Во время каникул директор дворца пионеров объявила нам, что все восьмиклассники в турслёте участвовать не будут. Что-то там ОблОНО придумало и разослало циркуляры по области, якобы заботясь о нашей подготовке к экзаменам. Народ, конечно, расстроился, но продолжал ходить на тренировки и готовиться к летнему походу. Заодно и повышая мастерство младшей команды, устраивая мини-соревнования. Я попытался продавить горный поход в Архыз, но Владимир Владимирович пока не принял решения.

* * *

В конце января нам установили телефон. Баба Тоня, оказывается, уже давно стояла в льготной очереди на получение номера. Но так как новые АТС не открывали, то очередь двигалась вперёд только при естественной убыли абонентов или ликвидации какой-либо организации.

Номер нам достался прикольный, пять четвёрок 4-44-44 — судя по номеру из какой-то ликвидированной конторы. Сам телефонный аппарат у меня был, достался почти даром. Купил я его на рынке у барахольщиков. Совершенно новый, белый, латвийский ТА-68 с дисковым номеронабирателем. По ценнику — двадцать рублей, а мне отдали за восемь. Вот теперь можно спокойно давать свой номер телефона клиентам. Или наделать визиток с номером, про ремонт электрики и разбросать по почтовым ящикам. Не, подожду, сначала экзамены, а потом заработок.

Теперь у нас в городе наш подъезд стал наверное самым телефонизированным. Пять телефонов у милиционеров, один у бухгалтера горгаза — и у нас с бабулей. В соседнем доме, где живёт Сидорова, всего два телефонных номера на сто квартир. Круто. Прям ощущаешь себя жильцом элитного дома. Но только ощущаешь.

На самом деле, всё не так радужно в нашем подъезде. До начала прошлого года все подъезды нашего дома и двух соседних два раза в месяц мыла женщина с первого подъезда. Всего за пятьдесят копеек с квартиры в месяц, и всех всё устраивало. Но она уехала, а мыть, на общем собрании жильцов дома, решили поквартирно и поэтажно. И всего один раз в месяц.

Решить-то решили, а на практике получалось очень плохо. Особенно в квартирах где жили пенсионеры-инвалиды. Они не могли убирать две площадки и два лестничных пролёта. А остальные соседи заявляли, что не будут убирать, раз они не убирают. И подъезды стали превращаться в слоёный пирог из убранных и не убранных этажей. В соседних, кооперативных домах эту проблему решали проще, там нанимали уборщиц и включали оплату за уборку в квартплату.

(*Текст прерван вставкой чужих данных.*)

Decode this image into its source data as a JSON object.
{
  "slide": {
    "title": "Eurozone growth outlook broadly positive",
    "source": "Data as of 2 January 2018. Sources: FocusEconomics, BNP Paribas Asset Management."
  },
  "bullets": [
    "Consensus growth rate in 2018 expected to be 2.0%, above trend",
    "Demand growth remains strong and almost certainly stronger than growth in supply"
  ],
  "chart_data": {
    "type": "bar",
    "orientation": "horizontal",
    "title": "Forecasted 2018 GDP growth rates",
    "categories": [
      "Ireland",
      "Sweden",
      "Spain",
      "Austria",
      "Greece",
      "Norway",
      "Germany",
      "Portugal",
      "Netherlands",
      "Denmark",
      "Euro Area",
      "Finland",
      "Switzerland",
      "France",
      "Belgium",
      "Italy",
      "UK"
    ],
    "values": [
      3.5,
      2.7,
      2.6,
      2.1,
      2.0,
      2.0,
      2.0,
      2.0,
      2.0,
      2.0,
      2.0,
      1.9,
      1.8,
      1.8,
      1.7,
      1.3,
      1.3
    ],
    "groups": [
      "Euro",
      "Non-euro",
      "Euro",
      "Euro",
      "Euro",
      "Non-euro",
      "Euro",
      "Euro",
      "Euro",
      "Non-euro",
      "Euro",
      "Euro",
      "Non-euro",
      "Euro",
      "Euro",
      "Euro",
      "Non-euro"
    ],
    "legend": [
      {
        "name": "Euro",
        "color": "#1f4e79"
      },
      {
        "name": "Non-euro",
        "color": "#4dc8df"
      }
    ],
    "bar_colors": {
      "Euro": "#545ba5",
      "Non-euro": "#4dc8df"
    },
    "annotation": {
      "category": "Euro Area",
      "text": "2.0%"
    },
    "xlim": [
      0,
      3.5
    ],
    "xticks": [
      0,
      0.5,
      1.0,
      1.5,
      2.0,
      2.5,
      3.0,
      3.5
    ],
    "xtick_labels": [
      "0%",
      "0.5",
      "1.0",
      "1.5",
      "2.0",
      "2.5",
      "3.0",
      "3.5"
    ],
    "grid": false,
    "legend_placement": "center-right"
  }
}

А ещё очень сильно раздражала повальная подмена рабочих электролампочек в подъездах на нерабочие или даже просто кража. Особенно на нашем первом этаже. Вечером вкрутил лампочку, а утром уже голый патрон и, соответственно, темнота вечером и ночью. Спасал только уличный фонарь перед подъездом. В общем, совсем не элитное жильё.

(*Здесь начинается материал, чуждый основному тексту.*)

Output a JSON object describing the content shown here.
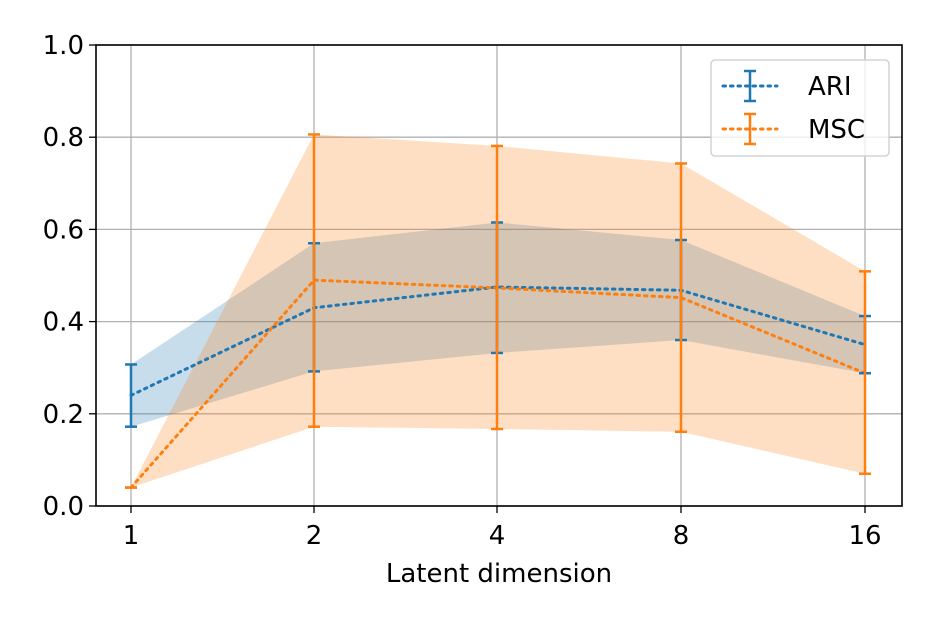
{
  "chart_data": {
    "type": "line",
    "title": "",
    "xlabel": "Latent dimension",
    "ylabel": "",
    "categories": [
      "1",
      "2",
      "4",
      "8",
      "16"
    ],
    "ylim": [
      0.0,
      1.0
    ],
    "yticks": [
      "0.0",
      "0.2",
      "0.4",
      "0.6",
      "0.8",
      "1.0"
    ],
    "grid": true,
    "legend_position": "top-right",
    "series": [
      {
        "name": "ARI",
        "color": "#1f77b4",
        "mean": [
          0.24,
          0.43,
          0.475,
          0.468,
          0.35
        ],
        "lower": [
          0.172,
          0.292,
          0.332,
          0.36,
          0.288
        ],
        "upper": [
          0.307,
          0.57,
          0.615,
          0.577,
          0.412
        ]
      },
      {
        "name": "MSC",
        "color": "#ff7f0e",
        "mean": [
          0.04,
          0.49,
          0.473,
          0.452,
          0.288
        ],
        "lower": [
          0.04,
          0.172,
          0.167,
          0.161,
          0.07
        ],
        "upper": [
          0.04,
          0.806,
          0.781,
          0.743,
          0.509
        ]
      }
    ]
  }
}
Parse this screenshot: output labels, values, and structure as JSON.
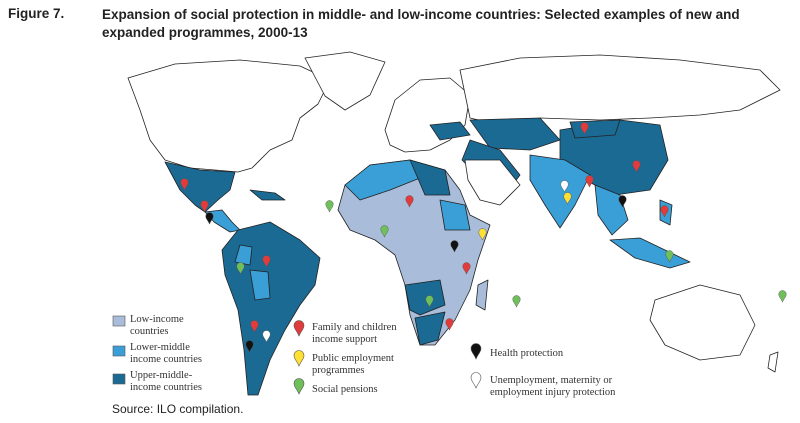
{
  "figure": {
    "label": "Figure 7.",
    "title": "Expansion of social protection in middle- and low-income countries: Selected examples of new and expanded programmes, 2000-13"
  },
  "legend": {
    "income": [
      "Low-income countries",
      "Lower-middle income countries",
      "Upper-middle-income countries"
    ],
    "programmes": [
      "Family and children income support",
      "Public employment programmes",
      "Social pensions",
      "Health protection",
      "Unemployment, maternity or employment injury protection"
    ]
  },
  "source": "Source: ILO compilation."
}
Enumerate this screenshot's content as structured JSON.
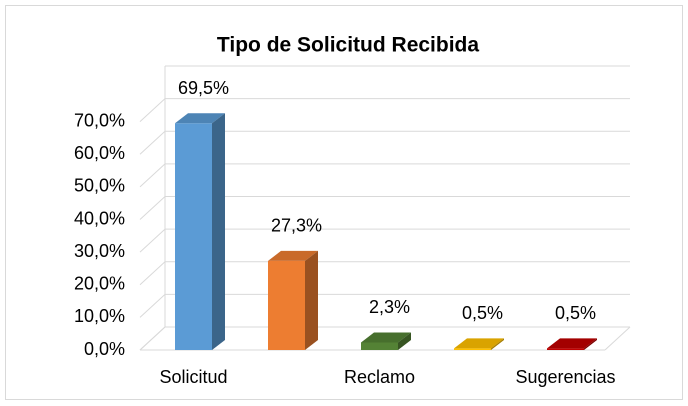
{
  "chart_data": {
    "type": "bar3d",
    "title": "Tipo de Solicitud Recibida",
    "categories": [
      "Solicitud",
      null,
      "Reclamo",
      null,
      "Sugerencias"
    ],
    "values": [
      69.5,
      27.3,
      2.3,
      0.5,
      0.5
    ],
    "value_labels": [
      "69,5%",
      "27,3%",
      "2,3%",
      "0,5%",
      "0,5%"
    ],
    "colors": [
      "#5b9bd5",
      "#ed7d31",
      "#548235",
      "#ffc000",
      "#c00000"
    ],
    "ylim": [
      0,
      80
    ],
    "yticks": [
      {
        "value": 0,
        "label": "0,0%"
      },
      {
        "value": 10,
        "label": "10,0%"
      },
      {
        "value": 20,
        "label": "20,0%"
      },
      {
        "value": 30,
        "label": "30,0%"
      },
      {
        "value": 40,
        "label": "40,0%"
      },
      {
        "value": 50,
        "label": "50,0%"
      },
      {
        "value": 60,
        "label": "60,0%"
      },
      {
        "value": 70,
        "label": "70,0%"
      }
    ],
    "grid": true
  }
}
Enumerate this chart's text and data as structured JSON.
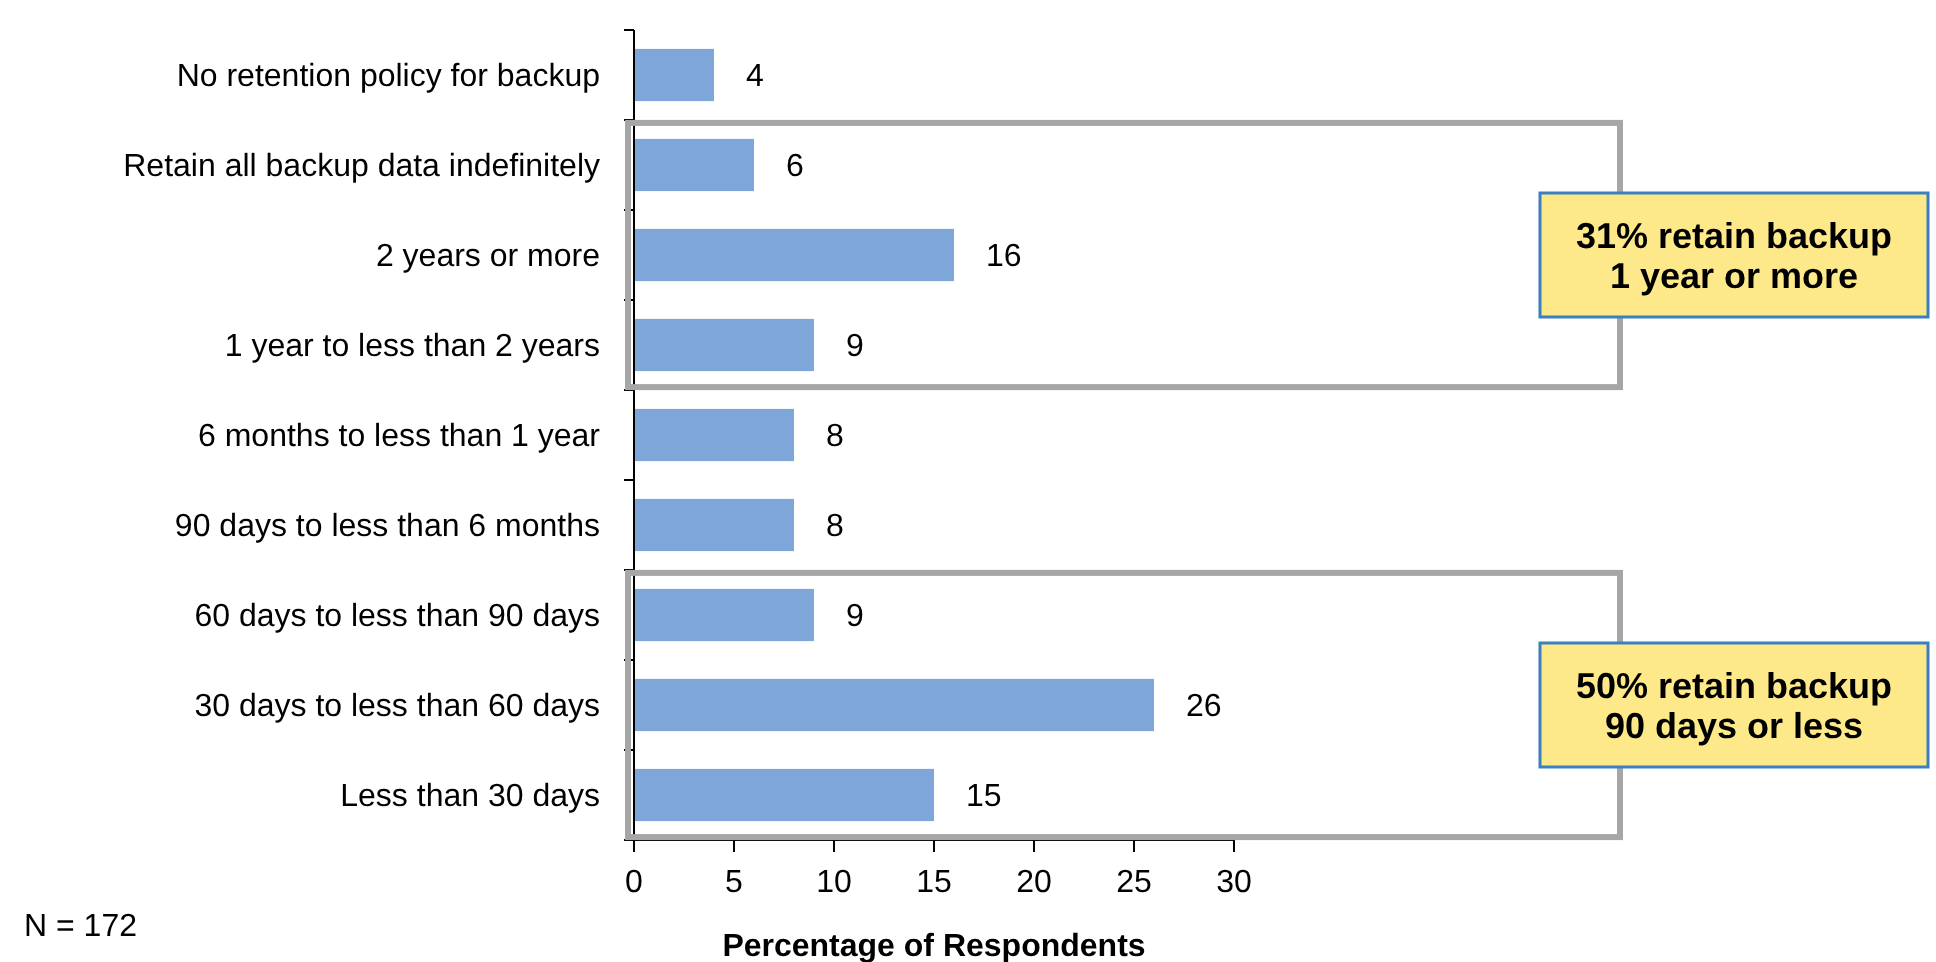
{
  "chart_data": {
    "type": "bar",
    "orientation": "horizontal",
    "xlabel": "Percentage of Respondents",
    "categories": [
      "No retention policy for backup",
      "Retain all backup data indefinitely",
      "2 years or more",
      "1 year to less than 2 years",
      "6 months to less than 1 year",
      "90 days to less than 6 months",
      "60 days to less than 90 days",
      "30 days to less than 60 days",
      "Less than 30 days"
    ],
    "values": [
      4,
      6,
      16,
      9,
      8,
      8,
      9,
      26,
      15
    ],
    "color": "#7ea6d9",
    "data_labels": true,
    "grid": false,
    "xlim": [
      0,
      30
    ],
    "xticks": [
      0,
      5,
      10,
      15,
      20,
      25,
      30
    ],
    "annotations": [
      "31% retain backup\n1 year or more",
      "50% retain backup\n90 days or less",
      "N = 172"
    ]
  }
}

В начале февраля меня достали просьбы бабули «вкрутить лампочку». Нашла миллионера. Я ей что, Александр Иванович Корейко?[52] Электролампы хоть и стоят всего по тридцать копеек, но не каждый же день их вкручивать на подарок кому-то. Остальные соседи и в ус не дуют по этому поводу.

Поэтому решил избавиться от этой проблемы кардинально. Приобрел на рынке за пятёрку у несуна новенький светильник ПВЛ-1 производства Азовского завода общества слепых. И четыре ртутных люминесцентных лампы ЛБ-40.[53] Старый патрон в подъезде, даже не стал демонтировать. Просто рядом прикрепил к стене светильник и перевёл питание к нему. Вставил две сорокаваттные лампы, надел и закрепил винтами плафон. Срок службы у ламп примерно пятнадцать тысяч часов, скорее стартёр навернется чем лампы сдохнут. Да и кому нужно возиться с раскручиванием плафона, чтобы снять две ртутные лампы, которые можно и на своей работе спереть.

* * *

В середине февраля сгорел ростовский табачный завод, а вместе с ним и склад готовых изделий, и склады с табаком. Началась табачная паника. Которой заразилась и моя старушка. И она опять учудила, спустила обе наши пенсии на сигареты. Набрала десять блоков сигарет марки «Ростов», десять блоков «Космос», и по сто пачек «Полёт» и «Казбек». И ещё зачем-то десять пачек махорки.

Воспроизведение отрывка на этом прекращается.